September 16, 2016
Douglas K. Chia, Executive Director of The Conference Board Governance Center, was the keynote speaker at the Sept. 14 opening session.

Douglas K. Chia Keynote Speaker at Opening Session

The changing role and composition of corporate boards of directors was the subject of a talk given by Douglas K. Chia, Executive Director of The Conference Board Governance Center.

Chia was the keynote speaker for the Opening Session of the Rutgers Law School Center for Corporate Law and Governance on September 14.

Co-deans Ronald K. Chen of Newark and Michael T. Cahill of Camden attended the talk. The center’s directors, Douglas Eakeley and Arthur Laby, said they were celebrating a year since the launch of the center, which offers, among other things, experiential learning opportunities for students and engages alumni in a steering committee for the center. 

“When you ask people what exactly a board member is supposed to be doing in this job, you get a whole range of responses,” Chia said.

Some think of a traditional model where directors act as an advisory group or a sounding board for the CEO, but often defer to management.
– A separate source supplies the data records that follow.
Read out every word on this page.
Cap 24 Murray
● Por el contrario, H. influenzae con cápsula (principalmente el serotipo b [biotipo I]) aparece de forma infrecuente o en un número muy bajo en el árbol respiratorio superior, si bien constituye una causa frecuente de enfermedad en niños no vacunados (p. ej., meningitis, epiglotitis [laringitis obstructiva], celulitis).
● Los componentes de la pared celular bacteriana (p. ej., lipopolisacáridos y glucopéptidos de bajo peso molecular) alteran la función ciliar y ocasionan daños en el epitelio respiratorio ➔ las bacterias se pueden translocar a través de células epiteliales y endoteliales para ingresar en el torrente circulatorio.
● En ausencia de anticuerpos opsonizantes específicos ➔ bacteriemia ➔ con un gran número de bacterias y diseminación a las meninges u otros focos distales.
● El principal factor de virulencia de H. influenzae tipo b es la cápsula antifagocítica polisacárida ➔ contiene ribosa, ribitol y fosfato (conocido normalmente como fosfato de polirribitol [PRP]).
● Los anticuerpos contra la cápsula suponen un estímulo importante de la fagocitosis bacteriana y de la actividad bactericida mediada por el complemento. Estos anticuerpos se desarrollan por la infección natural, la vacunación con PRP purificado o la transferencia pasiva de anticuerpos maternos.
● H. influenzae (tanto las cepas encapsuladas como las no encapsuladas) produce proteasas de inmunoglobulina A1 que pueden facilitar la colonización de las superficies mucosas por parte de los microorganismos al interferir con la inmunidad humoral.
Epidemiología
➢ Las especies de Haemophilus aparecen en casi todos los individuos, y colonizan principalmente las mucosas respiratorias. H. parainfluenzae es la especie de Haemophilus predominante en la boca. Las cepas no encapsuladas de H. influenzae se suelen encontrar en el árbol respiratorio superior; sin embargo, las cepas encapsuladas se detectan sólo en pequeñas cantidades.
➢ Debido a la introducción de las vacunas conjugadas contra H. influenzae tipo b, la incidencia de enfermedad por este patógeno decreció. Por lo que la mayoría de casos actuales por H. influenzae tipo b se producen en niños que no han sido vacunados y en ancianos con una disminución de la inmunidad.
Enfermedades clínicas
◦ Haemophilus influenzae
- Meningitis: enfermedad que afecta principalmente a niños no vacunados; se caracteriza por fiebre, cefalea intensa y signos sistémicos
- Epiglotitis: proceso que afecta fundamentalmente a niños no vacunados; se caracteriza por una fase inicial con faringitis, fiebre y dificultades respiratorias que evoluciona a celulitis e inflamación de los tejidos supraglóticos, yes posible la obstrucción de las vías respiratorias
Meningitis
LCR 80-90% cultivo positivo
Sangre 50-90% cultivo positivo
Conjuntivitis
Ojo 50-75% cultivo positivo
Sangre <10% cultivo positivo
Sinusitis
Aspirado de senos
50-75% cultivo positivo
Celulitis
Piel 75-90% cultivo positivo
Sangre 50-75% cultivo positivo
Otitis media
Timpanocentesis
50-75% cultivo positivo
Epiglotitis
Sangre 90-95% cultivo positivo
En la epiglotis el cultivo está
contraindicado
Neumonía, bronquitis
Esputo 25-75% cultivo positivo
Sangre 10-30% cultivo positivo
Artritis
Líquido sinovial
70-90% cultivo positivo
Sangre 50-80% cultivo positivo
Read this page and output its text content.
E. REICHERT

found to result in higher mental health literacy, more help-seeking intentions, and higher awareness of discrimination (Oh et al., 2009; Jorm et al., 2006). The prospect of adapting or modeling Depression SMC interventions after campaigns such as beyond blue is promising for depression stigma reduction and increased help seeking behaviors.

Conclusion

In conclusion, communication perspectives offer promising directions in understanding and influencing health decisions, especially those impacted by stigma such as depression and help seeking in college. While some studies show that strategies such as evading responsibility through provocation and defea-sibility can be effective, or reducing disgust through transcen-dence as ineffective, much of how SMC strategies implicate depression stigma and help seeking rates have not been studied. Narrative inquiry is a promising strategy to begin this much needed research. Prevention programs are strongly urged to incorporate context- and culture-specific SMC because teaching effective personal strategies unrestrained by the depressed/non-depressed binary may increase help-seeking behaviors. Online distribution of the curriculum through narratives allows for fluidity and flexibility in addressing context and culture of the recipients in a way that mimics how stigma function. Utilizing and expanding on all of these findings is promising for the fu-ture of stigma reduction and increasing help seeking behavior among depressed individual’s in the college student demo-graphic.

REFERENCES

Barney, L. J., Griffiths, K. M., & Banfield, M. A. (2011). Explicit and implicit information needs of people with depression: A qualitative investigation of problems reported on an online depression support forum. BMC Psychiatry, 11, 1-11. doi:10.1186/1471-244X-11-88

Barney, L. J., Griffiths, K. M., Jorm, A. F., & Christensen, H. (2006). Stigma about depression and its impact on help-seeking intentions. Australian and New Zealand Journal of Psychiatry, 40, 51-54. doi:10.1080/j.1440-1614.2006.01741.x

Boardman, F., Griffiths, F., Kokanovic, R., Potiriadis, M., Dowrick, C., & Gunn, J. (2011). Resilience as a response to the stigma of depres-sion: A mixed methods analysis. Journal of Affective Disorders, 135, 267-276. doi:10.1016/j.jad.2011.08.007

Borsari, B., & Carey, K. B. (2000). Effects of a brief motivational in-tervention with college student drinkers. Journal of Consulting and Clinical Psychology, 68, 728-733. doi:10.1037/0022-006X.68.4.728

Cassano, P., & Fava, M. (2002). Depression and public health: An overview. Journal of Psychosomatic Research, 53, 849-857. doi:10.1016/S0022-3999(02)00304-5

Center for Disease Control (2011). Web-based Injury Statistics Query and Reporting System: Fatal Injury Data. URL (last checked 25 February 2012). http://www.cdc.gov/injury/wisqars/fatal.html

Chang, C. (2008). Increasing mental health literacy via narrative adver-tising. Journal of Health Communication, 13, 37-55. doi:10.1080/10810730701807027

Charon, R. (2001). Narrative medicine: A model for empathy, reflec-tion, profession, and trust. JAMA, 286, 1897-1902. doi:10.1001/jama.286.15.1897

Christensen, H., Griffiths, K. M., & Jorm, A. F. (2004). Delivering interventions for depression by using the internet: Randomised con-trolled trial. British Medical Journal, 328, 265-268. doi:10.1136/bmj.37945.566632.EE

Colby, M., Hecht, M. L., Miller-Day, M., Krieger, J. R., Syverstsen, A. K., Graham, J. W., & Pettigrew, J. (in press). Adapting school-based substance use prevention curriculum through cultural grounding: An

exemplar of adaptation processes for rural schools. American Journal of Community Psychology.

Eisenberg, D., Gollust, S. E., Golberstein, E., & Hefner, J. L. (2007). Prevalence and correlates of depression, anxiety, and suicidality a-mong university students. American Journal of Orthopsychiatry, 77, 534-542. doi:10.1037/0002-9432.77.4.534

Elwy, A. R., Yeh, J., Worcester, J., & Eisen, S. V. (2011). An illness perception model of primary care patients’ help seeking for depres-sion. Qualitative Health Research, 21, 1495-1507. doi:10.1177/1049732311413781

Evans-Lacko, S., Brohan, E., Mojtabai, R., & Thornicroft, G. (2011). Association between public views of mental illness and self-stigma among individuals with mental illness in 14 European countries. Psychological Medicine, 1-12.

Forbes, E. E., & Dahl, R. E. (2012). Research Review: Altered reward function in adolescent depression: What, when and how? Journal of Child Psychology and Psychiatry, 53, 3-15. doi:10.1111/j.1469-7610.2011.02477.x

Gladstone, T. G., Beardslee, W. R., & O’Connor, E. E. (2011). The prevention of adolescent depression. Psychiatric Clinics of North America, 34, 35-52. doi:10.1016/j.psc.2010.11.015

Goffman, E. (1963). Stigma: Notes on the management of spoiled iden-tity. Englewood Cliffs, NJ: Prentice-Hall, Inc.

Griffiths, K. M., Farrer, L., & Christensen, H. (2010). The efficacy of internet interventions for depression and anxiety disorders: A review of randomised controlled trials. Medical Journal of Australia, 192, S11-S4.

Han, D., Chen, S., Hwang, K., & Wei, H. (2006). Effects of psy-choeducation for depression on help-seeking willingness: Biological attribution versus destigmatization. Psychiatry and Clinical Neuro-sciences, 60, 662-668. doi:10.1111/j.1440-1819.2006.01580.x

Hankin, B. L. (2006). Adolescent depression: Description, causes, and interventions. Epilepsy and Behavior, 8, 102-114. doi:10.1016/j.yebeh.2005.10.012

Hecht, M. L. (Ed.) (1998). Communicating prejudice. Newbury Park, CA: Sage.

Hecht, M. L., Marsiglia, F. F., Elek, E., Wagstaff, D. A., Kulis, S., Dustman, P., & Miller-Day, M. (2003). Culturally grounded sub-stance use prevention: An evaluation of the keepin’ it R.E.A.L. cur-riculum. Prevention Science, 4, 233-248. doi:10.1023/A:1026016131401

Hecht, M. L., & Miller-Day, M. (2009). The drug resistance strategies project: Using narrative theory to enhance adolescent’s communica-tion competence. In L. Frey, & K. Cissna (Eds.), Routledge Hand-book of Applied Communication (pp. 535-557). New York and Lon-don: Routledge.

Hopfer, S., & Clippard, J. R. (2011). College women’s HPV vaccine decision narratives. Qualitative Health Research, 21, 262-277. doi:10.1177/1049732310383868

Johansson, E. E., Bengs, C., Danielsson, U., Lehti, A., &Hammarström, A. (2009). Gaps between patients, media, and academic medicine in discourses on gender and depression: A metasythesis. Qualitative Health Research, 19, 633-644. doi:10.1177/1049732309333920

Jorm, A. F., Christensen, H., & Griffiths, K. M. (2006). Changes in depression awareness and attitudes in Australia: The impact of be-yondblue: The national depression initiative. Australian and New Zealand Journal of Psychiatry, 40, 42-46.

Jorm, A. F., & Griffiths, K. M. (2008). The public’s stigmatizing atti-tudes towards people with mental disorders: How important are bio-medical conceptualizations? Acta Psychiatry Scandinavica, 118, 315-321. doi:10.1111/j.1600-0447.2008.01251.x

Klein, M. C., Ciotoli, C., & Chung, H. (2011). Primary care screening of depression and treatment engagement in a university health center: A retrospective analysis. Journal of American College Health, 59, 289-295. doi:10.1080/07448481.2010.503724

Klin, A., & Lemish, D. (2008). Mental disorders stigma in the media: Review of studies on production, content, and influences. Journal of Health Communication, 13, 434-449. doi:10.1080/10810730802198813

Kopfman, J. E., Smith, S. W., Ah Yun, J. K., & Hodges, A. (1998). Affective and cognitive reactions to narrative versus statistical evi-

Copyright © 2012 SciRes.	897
Others see a more involved role where a director might be involved in detailed decisions, including deciding the number of breadsticks that should be on a table.

“There is an incredible range of views and expectations about the job of people who are not company employees and who meet as a group about six to eight times a year,” Chia said.

He also said that while the role of a director may not always be defined, boards are blamed when things go wrong, from security breaches to compliance problems, “When you listen to these people, it’s as if the directors are supposed to be cops on the beat being tasked with preventing anything bad from happening.”

Chia said it is important for the thought leaders in companies to clearly define the role of their directors and come to a common understanding, perhaps defining the role in a job description. He said a company that is thriving may have different needs for its board of directors than one that is in a turnaround situation or is a start-up company.

“You’re never going to get everyone to agree, but it would help if we had a set of principles that structure how we think about this in practice and analyze different situations,” Chia said. It’s not just the company governance officers who need this, but also the directors, who need to know what is expected of them.

Chia challenged companies to consider getting their board members together to discuss their roles and responsibilities for the company and see what comes out of the discussion.

He invited law students and alumni in the audience to continue to think about these points and how they influence corporate governance.